October 5, 2014
Twenty-seventh Sunday in Ordinary Time
First Reading: Isaiah 5:1-7
Love songs conjure up happy thoughts: affection, romance, fulfillment. People like listening to love songs for those positive emotions, but conversely some of the most powerful love songs are the dark ones—the ones that start off rosy and end up blue. In this Sunday’s reading from Isaiah, we find such a love song. It begins with such hope and promise, but ends on a sour note.
Isaiah 5 comes toward the beginning of this book of judgment. The prophet puts the people of God on trial before heaven and earth (Isa 1:2) and they are found wanting. He calls them to account for violating the covenant of the Lord and bringing upon themselves the deserved covenant punishment. Here, near the beginning of the book, Isaiah uses many metaphors to describe the people’s unfaithfulness and this love song is one of the most potent.
The prophet opens the song with reference to “my beloved” or “my friend.” The Hebrew word underlying these translations is yadid, normally used to indicate one who is loved (e.g. Deut 33:12). The word is closely related to dod, which is used by the lovers in the Song of Songs to refer to one another. The fictive voice of the poet in Isaiah 5 could be the prophet as the Lord’s “best man” singing about his unfaithful bride. On the other hand, it could be Israel herself, singing to the Lord, as “my beloved,” the tragic love song of their relationship. Either way, the song of Isaiah 5 has many vocabulary links to the Song of Songs—love, vines, vineyards, fidelity are all common themes. While the Song of Songs shows the bright side of Israel’s loving relationship with the Lord, here we see the troublesome dimensions.
Notably, the Lord’s relationship with his people is described in a metaphor wrapped in a metaphor: It is like a loving couple, which is like a vineyard. The Lord is portrayed as the vintner, diligently preparing a field for his vines: digging, clearing, planting, watching, building. (Jesus invokes this passage by repeating these ideas in Matt 21, but then he adds a new twist.) The vintner makes sure that all of the conditions are right for his vines to flourish—in the same way that the Lord prepared and promised a special land for his people to dwell in, to flourish in. Yet despite the vinedresser’s hard work, the vines yield only wild grapes. Here wild grapes are sour grapes. “Wild” here does not indicate organic, locally-grown, vine-ripened grapes as a luxury product, but the nasty side of wild grapes, ones that are so sour you can’t even swallow them. Wild grapes like this are not what you expect when you prepare your field so well. They would be a huge disappointment, a whole year’s work down the drain! The vintner would likely have to go into debt just to make it through the winter since he could not sell his worthless crop or make decent wine with it. The quality of the fruit is essential.

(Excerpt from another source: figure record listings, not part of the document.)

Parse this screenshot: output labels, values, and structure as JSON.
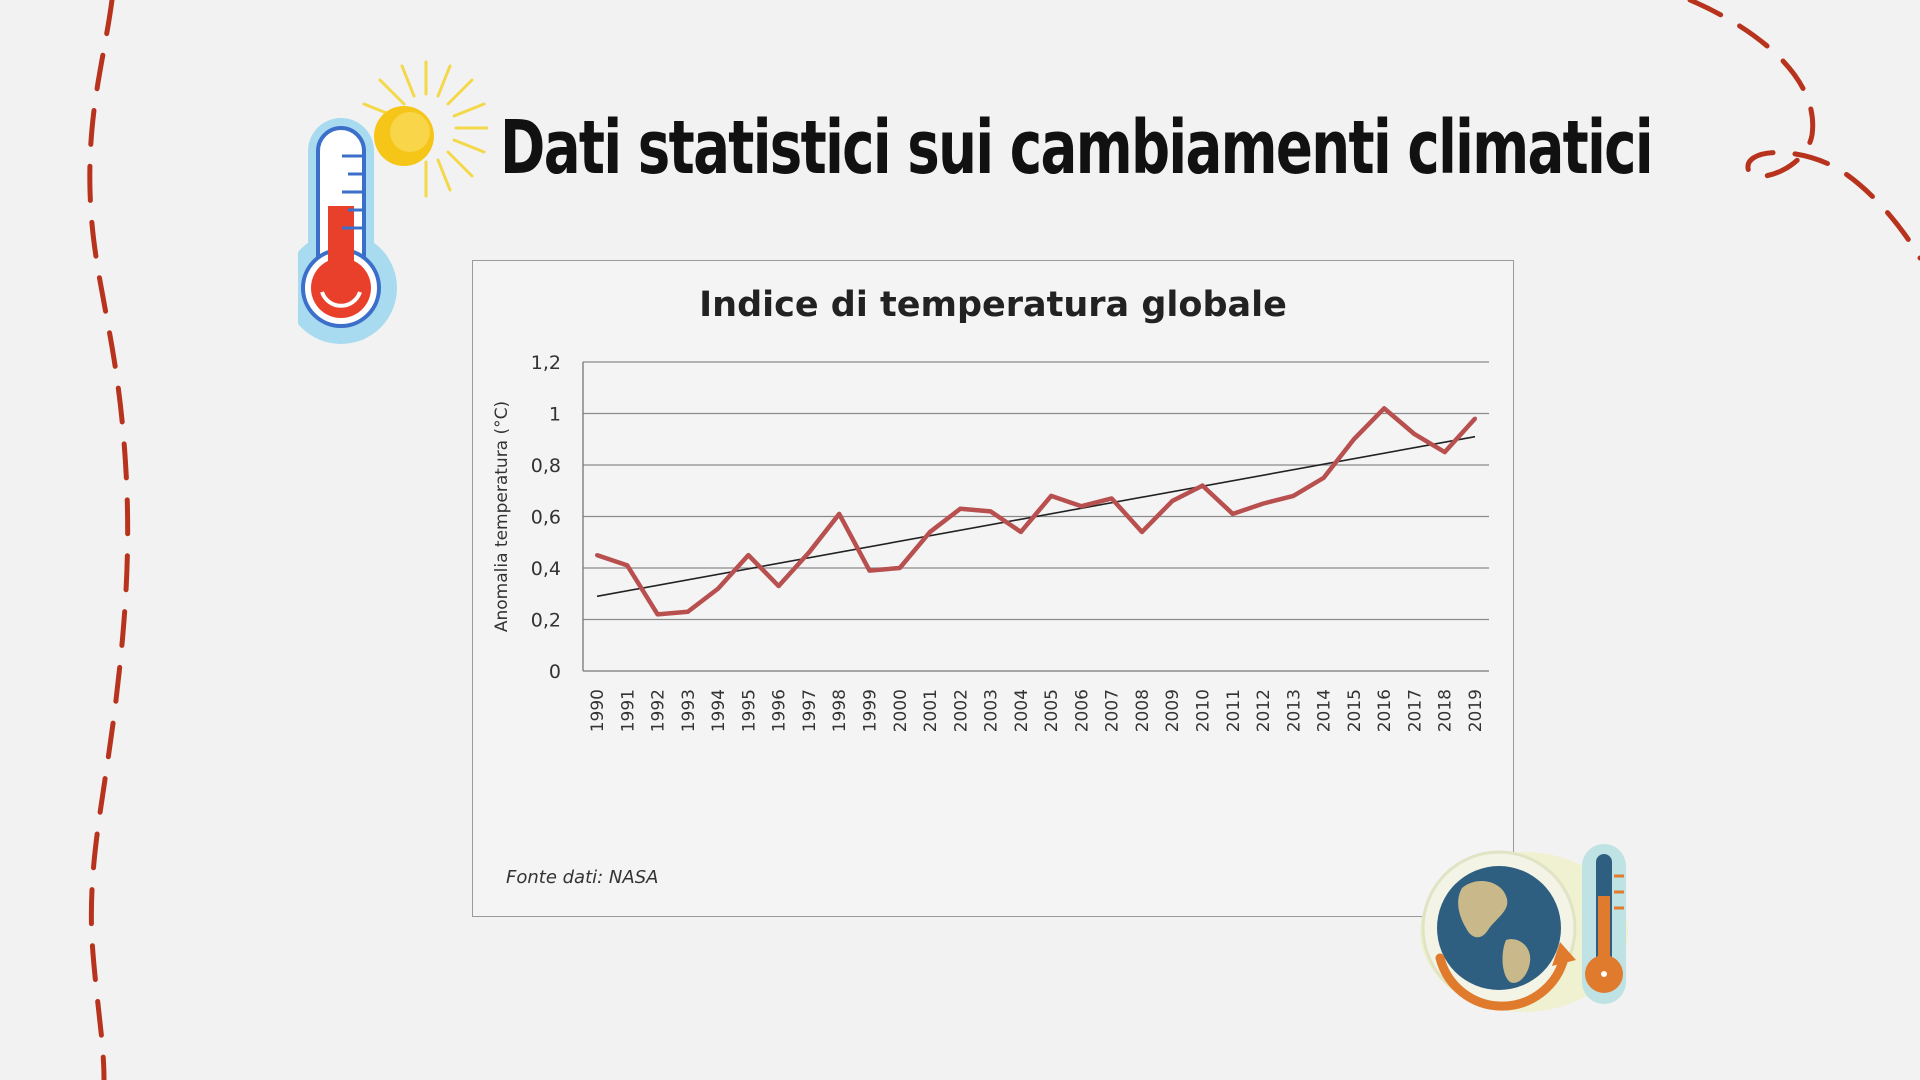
{
  "slide": {
    "title": "Dati statistici sui cambiamenti climatici",
    "source": "Fonte dati: NASA"
  },
  "icons": [
    "thermometer-sun-icon",
    "globe-thermometer-icon"
  ],
  "colors": {
    "series": "#b85050",
    "trend": "#222222",
    "dashes": "#b8331d"
  },
  "chart_data": {
    "type": "line",
    "title": "Indice di temperatura globale",
    "xlabel": "",
    "ylabel": "Anomalia temperatura (°C)",
    "ylim": [
      0,
      1.2
    ],
    "yticks": [
      "0",
      "0,2",
      "0,4",
      "0,6",
      "0,8",
      "1",
      "1,2"
    ],
    "grid": true,
    "categories": [
      "1990",
      "1991",
      "1992",
      "1993",
      "1994",
      "1995",
      "1996",
      "1997",
      "1998",
      "1999",
      "2000",
      "2001",
      "2002",
      "2003",
      "2004",
      "2005",
      "2006",
      "2007",
      "2008",
      "2009",
      "2010",
      "2011",
      "2012",
      "2013",
      "2014",
      "2015",
      "2016",
      "2017",
      "2018",
      "2019"
    ],
    "series": [
      {
        "values": [
          0.45,
          0.41,
          0.22,
          0.23,
          0.32,
          0.45,
          0.33,
          0.46,
          0.61,
          0.39,
          0.4,
          0.54,
          0.63,
          0.62,
          0.54,
          0.68,
          0.64,
          0.67,
          0.54,
          0.66,
          0.72,
          0.61,
          0.65,
          0.68,
          0.75,
          0.9,
          1.02,
          0.92,
          0.85,
          0.98
        ]
      }
    ],
    "trendline": {
      "start": 0.29,
      "end": 0.91
    }
  }
}
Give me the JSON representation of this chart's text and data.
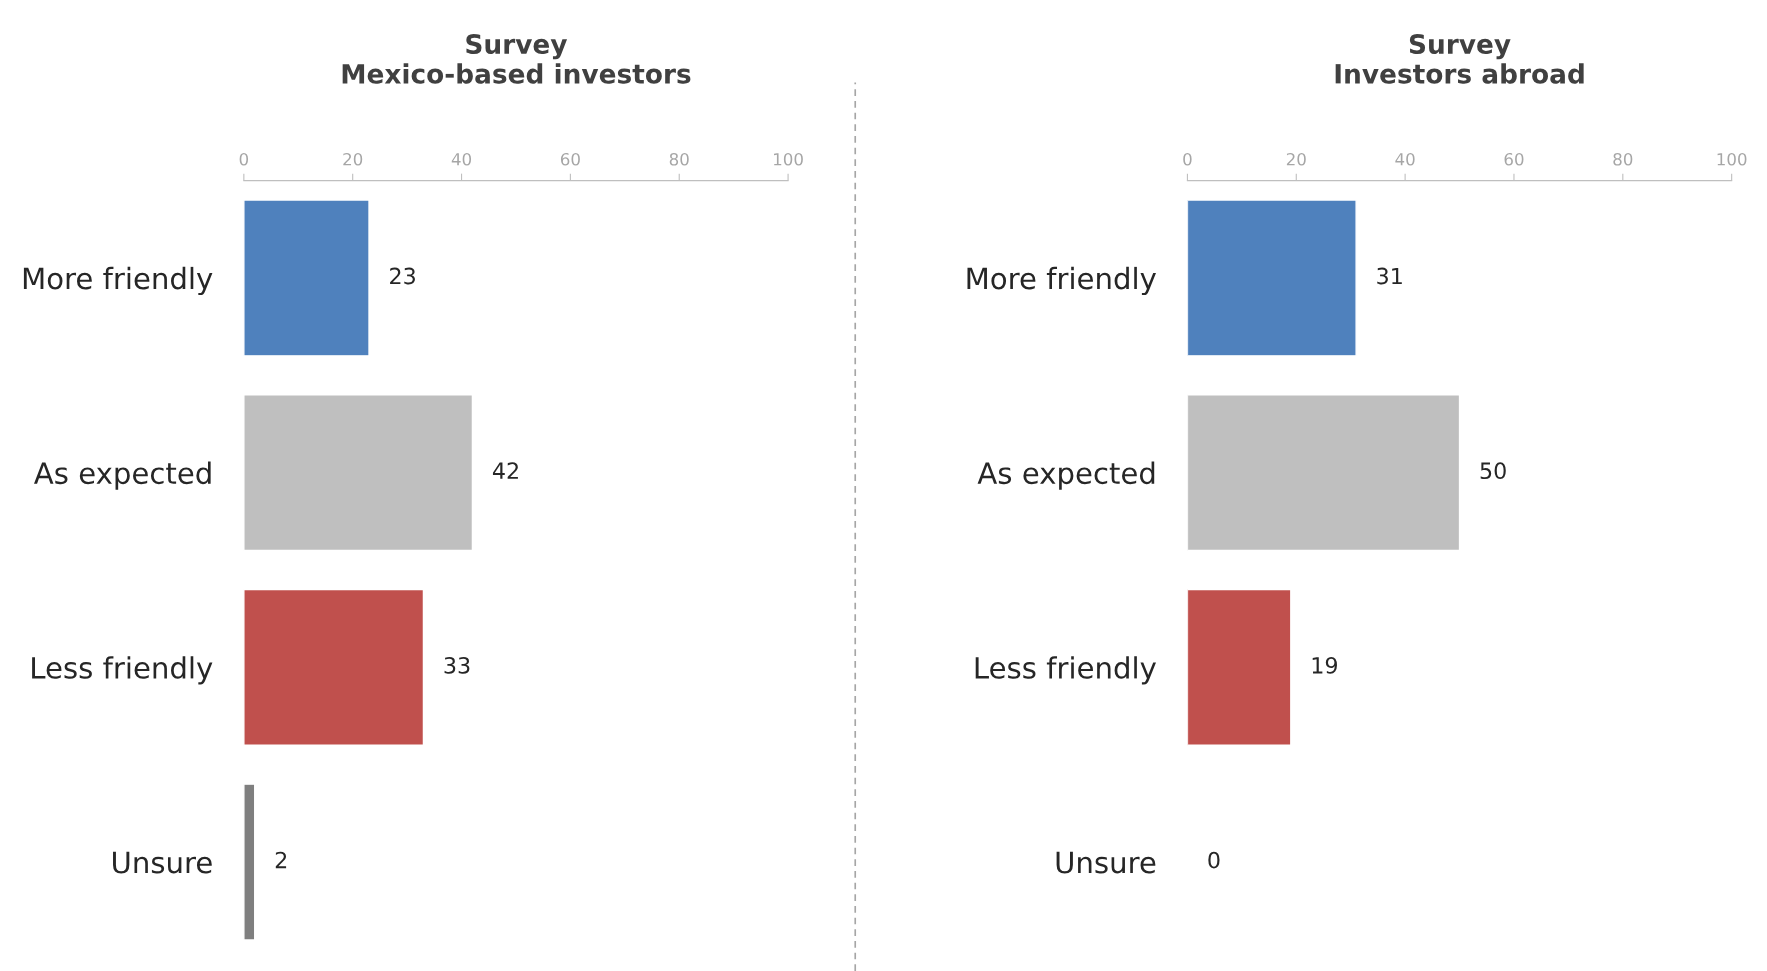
{
  "chart_data": [
    {
      "type": "bar",
      "orientation": "horizontal",
      "title": "Survey\nMexico-based investors",
      "categories": [
        "More friendly",
        "As expected",
        "Less friendly",
        "Unsure"
      ],
      "values": [
        23,
        42,
        33,
        2
      ],
      "colors": [
        "#4f81bd",
        "#bfbfbf",
        "#c0504d",
        "#7f7f7f"
      ],
      "xlim": [
        0,
        100
      ],
      "xticks": [
        0,
        20,
        40,
        60,
        80,
        100
      ],
      "data_labels": true
    },
    {
      "type": "bar",
      "orientation": "horizontal",
      "title": "Survey\nInvestors abroad",
      "categories": [
        "More friendly",
        "As expected",
        "Less friendly",
        "Unsure"
      ],
      "values": [
        31,
        50,
        19,
        0
      ],
      "colors": [
        "#4f81bd",
        "#bfbfbf",
        "#c0504d",
        null
      ],
      "xlim": [
        0,
        100
      ],
      "xticks": [
        0,
        20,
        40,
        60,
        80,
        100
      ],
      "data_labels": true
    }
  ]
}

When the vines produce sour grapes, they need to be destroyed. Isaiah extends the metaphor to show the vintner taking down the hedge around the vineyard, so that it is given over to prairie grass for animals to graze on. It shows him neglecting it by refusing to hoe or to prune, so the vines revert from a cultivated state back into a wild one. Eventually the vineyard will be covered with thorn bushes and be totally useless for winemaking. While the prophet draws the allegory out and ratchets up the drama, he is illustrating how Israel’s chosen status and the blessings that go with it are being undone by the nation’s own disobedience.
Just like a vineyard is a specially cared for piece of property, God’s people were cared for in a special way. Now that God’s judgment is coming upon them, their land will be over-run. In effect, they will become just like any other nation, common, trampled, dry. The blessings of the Lord: land, prosperity, life in his presence, will be revoked during the time of exile. The song ends with two dramatic wordplays. The Lord looks for mishpat, justice, but gets mishpach, bloodshed. He wants tzedaqah, righteousness,but gets tze‘aqah, outcry. The people have not only failed to live up to his expectations, they’re headed in the opposite direction.
I suppose we can draw a little hope from the fact that God’s plans can sometimes backfire. Despite his utter faithfulness to them, they were not faithful to him. But I think this passage can cause us to look inside ourselves to see whether we find mishpat or mishpach. We not always great at being God’s friends. Lastly, though, just as God tilled the soil, and cleared the stones from his ancient “vineyard,” he prepares our hearts too. And even if we find ourselves producing wild grapes, he always is ready to receive us back and turn that despairing love song back to its original aspiration.